Viene dalla Francia la nuova invenzione per abbattere le emissioni di Co2 e per illuminare senza consumo elettrico le strade, ed è semplice e molto economica. Il progetto viene da un biochimico francese Pierre Calleja che ha voluto sfruttare le molteplici capacità delle microalghe per produrre luce.

Tutto consiste in un tubo riempito da 1,5 metri cubi d’ acqua nella quale sono presenti queste microalghe bioluminescenti che sono inoltre capaci di assorbire la Co2 in una quantità pari a 150/200 alberi, ossia circa 1 tonnellata l’anno, rilasciando ossigeno.

Le alghe sono capaci di vivere sia in presenza, che in assenza di luce, dunque questi bio lampioni saranno molto versatili, infatti si pensa potranno essere installati nei parcheggi sotterranei per tagliare a 0 i consumi elettrici, ma questi potranno essere utilizzati soprattutto in parchi pubblici dove il design potrebbe amalgamarsi alla perfezione con il background molto naturale.

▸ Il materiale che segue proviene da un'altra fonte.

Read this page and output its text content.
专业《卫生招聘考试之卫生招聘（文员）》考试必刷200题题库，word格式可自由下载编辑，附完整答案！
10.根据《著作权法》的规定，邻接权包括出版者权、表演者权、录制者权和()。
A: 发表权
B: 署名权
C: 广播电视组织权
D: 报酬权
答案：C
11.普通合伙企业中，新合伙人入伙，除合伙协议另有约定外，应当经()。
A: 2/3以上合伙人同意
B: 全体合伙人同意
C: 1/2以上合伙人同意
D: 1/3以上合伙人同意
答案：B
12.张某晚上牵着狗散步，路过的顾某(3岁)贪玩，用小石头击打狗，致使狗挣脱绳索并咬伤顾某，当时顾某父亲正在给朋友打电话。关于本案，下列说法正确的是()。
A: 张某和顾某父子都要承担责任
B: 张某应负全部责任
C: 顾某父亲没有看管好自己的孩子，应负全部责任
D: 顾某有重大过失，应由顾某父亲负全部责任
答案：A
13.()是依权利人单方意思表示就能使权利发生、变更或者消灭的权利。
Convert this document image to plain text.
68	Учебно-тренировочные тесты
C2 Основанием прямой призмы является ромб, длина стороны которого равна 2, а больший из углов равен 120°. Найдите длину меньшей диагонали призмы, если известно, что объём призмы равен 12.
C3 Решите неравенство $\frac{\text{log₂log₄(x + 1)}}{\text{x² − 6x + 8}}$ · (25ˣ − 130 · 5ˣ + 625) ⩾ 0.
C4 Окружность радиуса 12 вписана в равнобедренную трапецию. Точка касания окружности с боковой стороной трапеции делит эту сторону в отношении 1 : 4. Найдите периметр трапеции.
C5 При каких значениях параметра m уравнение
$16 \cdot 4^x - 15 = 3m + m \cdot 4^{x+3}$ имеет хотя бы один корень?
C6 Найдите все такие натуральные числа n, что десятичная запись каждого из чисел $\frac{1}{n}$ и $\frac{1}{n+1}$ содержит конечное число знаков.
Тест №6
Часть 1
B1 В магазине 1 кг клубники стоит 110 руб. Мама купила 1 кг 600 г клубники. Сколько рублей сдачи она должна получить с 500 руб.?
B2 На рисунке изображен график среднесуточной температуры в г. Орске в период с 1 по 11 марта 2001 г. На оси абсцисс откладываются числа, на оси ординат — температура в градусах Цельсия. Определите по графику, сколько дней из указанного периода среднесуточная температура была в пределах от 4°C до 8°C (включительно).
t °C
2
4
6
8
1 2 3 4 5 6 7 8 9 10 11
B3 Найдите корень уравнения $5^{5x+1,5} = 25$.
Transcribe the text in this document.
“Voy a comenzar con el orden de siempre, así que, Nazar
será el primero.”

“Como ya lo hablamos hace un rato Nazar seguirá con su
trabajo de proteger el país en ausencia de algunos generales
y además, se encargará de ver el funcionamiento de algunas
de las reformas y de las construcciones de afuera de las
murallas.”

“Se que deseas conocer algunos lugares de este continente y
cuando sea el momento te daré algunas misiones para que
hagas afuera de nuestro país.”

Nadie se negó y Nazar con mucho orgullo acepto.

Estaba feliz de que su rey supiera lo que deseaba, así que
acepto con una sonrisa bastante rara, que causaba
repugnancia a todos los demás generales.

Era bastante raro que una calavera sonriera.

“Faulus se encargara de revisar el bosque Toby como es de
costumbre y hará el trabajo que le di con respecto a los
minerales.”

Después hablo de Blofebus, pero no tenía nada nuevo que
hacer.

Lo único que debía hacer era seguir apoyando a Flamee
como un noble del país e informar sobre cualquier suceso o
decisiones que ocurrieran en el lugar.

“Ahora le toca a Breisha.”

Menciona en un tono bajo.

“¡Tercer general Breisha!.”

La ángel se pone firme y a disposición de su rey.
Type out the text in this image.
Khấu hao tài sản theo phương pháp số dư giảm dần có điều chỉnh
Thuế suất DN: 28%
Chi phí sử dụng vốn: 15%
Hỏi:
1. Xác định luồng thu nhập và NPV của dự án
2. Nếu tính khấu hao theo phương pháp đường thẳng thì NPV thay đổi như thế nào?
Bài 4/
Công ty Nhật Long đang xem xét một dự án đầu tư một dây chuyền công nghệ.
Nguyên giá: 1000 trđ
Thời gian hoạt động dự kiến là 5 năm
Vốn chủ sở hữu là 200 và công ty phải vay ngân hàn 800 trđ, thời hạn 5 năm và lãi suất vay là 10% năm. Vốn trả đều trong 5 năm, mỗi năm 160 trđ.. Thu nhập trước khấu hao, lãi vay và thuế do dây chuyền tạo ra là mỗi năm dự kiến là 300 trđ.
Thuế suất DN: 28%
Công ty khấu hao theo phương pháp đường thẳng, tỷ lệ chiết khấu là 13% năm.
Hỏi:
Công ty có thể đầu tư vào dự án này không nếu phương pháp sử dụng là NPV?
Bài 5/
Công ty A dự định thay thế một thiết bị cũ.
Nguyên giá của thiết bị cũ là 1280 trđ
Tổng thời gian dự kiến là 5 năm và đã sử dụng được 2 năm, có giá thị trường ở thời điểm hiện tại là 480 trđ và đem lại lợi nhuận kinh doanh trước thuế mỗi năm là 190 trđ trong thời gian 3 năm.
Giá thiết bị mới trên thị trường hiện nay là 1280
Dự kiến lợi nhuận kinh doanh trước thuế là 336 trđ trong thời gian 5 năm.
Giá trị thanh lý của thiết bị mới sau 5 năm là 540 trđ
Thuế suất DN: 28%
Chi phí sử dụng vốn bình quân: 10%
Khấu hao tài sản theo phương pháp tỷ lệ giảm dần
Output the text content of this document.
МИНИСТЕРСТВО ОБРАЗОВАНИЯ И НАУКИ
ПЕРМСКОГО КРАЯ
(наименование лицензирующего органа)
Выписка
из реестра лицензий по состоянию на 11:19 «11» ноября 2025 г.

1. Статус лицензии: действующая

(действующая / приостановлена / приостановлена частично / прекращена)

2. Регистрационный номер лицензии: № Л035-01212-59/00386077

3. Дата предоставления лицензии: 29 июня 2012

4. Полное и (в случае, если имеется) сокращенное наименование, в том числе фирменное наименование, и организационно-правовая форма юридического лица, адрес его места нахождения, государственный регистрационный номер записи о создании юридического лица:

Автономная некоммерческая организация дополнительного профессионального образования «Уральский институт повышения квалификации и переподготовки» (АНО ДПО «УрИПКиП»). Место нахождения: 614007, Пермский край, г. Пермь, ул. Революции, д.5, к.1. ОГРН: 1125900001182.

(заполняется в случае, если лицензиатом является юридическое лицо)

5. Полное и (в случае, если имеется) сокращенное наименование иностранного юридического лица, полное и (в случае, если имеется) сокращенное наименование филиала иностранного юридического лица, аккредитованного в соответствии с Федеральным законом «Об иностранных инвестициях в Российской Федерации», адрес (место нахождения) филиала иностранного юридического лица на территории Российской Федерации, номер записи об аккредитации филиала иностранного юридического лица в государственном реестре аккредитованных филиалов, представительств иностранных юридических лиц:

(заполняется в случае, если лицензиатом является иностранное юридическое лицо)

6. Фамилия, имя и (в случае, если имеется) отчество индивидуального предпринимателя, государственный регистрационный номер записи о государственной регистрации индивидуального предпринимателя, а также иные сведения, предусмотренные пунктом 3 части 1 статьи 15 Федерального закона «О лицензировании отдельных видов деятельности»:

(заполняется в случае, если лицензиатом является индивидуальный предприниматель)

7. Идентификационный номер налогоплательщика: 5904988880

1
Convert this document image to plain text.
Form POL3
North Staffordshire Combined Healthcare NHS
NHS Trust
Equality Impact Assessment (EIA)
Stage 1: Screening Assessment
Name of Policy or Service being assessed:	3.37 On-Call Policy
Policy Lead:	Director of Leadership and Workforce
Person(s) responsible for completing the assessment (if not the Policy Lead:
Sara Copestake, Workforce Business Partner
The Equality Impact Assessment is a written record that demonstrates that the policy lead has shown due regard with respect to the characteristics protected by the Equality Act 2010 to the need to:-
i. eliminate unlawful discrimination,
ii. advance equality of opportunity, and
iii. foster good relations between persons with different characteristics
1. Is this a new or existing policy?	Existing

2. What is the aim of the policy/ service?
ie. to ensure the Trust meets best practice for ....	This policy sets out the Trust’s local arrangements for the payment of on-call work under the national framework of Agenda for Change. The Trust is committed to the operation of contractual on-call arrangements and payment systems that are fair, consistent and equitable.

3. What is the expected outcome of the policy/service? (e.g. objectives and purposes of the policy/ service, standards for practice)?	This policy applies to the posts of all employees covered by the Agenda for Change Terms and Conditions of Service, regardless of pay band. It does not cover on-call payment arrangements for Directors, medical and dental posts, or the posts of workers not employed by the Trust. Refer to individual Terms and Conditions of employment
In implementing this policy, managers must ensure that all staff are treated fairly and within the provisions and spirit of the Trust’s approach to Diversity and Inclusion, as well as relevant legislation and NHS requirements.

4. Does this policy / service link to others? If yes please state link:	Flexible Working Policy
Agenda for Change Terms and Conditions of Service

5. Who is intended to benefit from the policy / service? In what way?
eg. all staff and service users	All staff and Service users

Altro impiego ipotizzato, potrebbe essere quello delle gallerie, dove l’ impiego di queste lampade verrà massimizzato, a causa della scarsa visibilità e degli alti livelli di emissioni, problemi ovviamente risolvibili se le aspettative verranno rispettate. Al momento queste lampade sono ancora in fase di sperimentazione, ed una è installata in un parcheggio a Bordeaux, ma i partner per un investimento ed una produzione su vasta scala, ancora tardano ad arrivare, ma gli sviluppatori sono speranzosi e si aspettano una svolta a breve.